A student hovers closely as Daniel Richardson, with his glasses on and a pencil in hand, reviews the student’s design in Room 202 of the Industry Technology Education Center Building.
It is the kind of thing that would usually be nerve-racking, if it wasn’t El Camino College Architecture Professor Richardson’s class. He gives students words of encouragement and a renewed sense of confidence because for Richardson it is more than just his career.
Richardson hopes to instill the same passion for architecture he was brought up on.
“It’s always been architecture,” Richardson said, “since I was nine.”

Richardson’s great-grandfather was a builder who had built his childhood home and even became involved in remodeling projects his parents would do.
“I remember rolling the plans out on the floor at home and just looking at them for hours,” he said.
He was hooked on the feeling. He would come home from junior high and write down everything he had learned from his architecture drafting class.
His colleague, assistant professor Marc Yeber, describes Richardson as the “Design Build Guy”, meaning you are designing as you’re building.
“Dan is really good at type five construction [Wood Frame Construction], he knows the codes like the back of his hand, so he’s really good at it,” Yeber said.
Richardson practiced architecture at El Camino College in the 60s and transferred to California State University, Dominguez Hills, to expand his studies to environmental design.
“Not just create a jewel box, but create an environment because it’s not just about the house,” Richardson said, “It’s about the position of the house, the orientation to the sun, to the seasonal adjustment, to views, to wind, to noise, to all the things that go into it.”
Current ECC architecture students Veronica Petts and Jemina Llosa were also struck by the building bug, yet their journey remains in their early stages.
Like many new and continuing college students, Petts didn’t have a definitive major.
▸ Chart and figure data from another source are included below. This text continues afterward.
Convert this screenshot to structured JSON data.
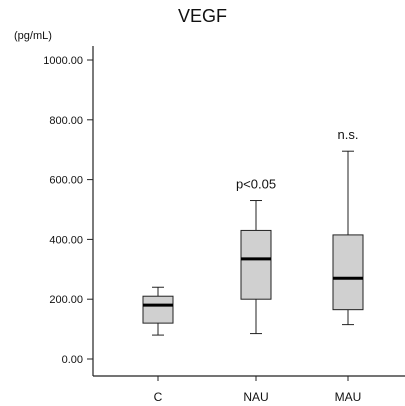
{
  "chart_data": {
    "type": "box",
    "title": "VEGF",
    "unit_label": "(pg/mL)",
    "ylim": [
      0,
      1000
    ],
    "yticks": [
      0,
      200,
      400,
      600,
      800,
      1000
    ],
    "ytick_labels": [
      "0.00",
      "200.00",
      "400.00",
      "600.00",
      "800.00",
      "1000.00"
    ],
    "categories": [
      "C",
      "NAU",
      "MAU"
    ],
    "boxes": [
      {
        "category": "C",
        "min": 80,
        "q1": 120,
        "median": 180,
        "q3": 210,
        "max": 240,
        "annotation": ""
      },
      {
        "category": "NAU",
        "min": 85,
        "q1": 200,
        "median": 335,
        "q3": 430,
        "max": 530,
        "annotation": "p<0.05"
      },
      {
        "category": "MAU",
        "min": 115,
        "q1": 165,
        "median": 270,
        "q3": 415,
        "max": 695,
        "annotation": "n.s."
      }
    ],
    "grid": false,
    "colors": {
      "box_fill": "#d0d0d0",
      "line": "#222222",
      "median": "#000000"
    }
  }
}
She considered journalism, political science, but somewhere a gut instinct told her to land on architecture. It was on to building from there.
Petts truly cemented herself in the architecture community when she ran for vice president and then president of the Architecture club.
She was touched when the community she’d contributed to gave back to her. Petts said, “I was really struggling with a final project to the point that I did cry.”
Architecture professor Gary Garcia gave her a little advice: Start with a basic shape, break it into other shapes and then put it together into something new.
“They’re always really encouraging to all of us in the program and I think that they’re also really receptive of our individual needs,” she said.

It doesn’t stop at advice sessions. Faculty that works in the department created a space where students can feel a part of the same experience they’d receive at a four-year university by giving access to studio and expanding resources.
“It represents that we’re playing in the same ball park [as four-year universities], we’re not trying to prove that our students are worthy of their consideration because it is being demonstrated in their portfolio,” Yeber said.
According to El Camino’s Academic Program review dashboard, the overall Spring semester course success between 2022-2024 has been 71%. In a 2024 ranking done by Best Community Colleges, El Camino’s architecture program is ranked No. 4 nationally.
As of 2024, the Architecture program offers a sustainable design program where students can learn about building on green fields, environment and regional planning and landscape architecture.
“Adding the sustainable design program takes us light years ahead of our sister campuses, because now we’re looking at building technology and how it responds to the environment,” Yeber said.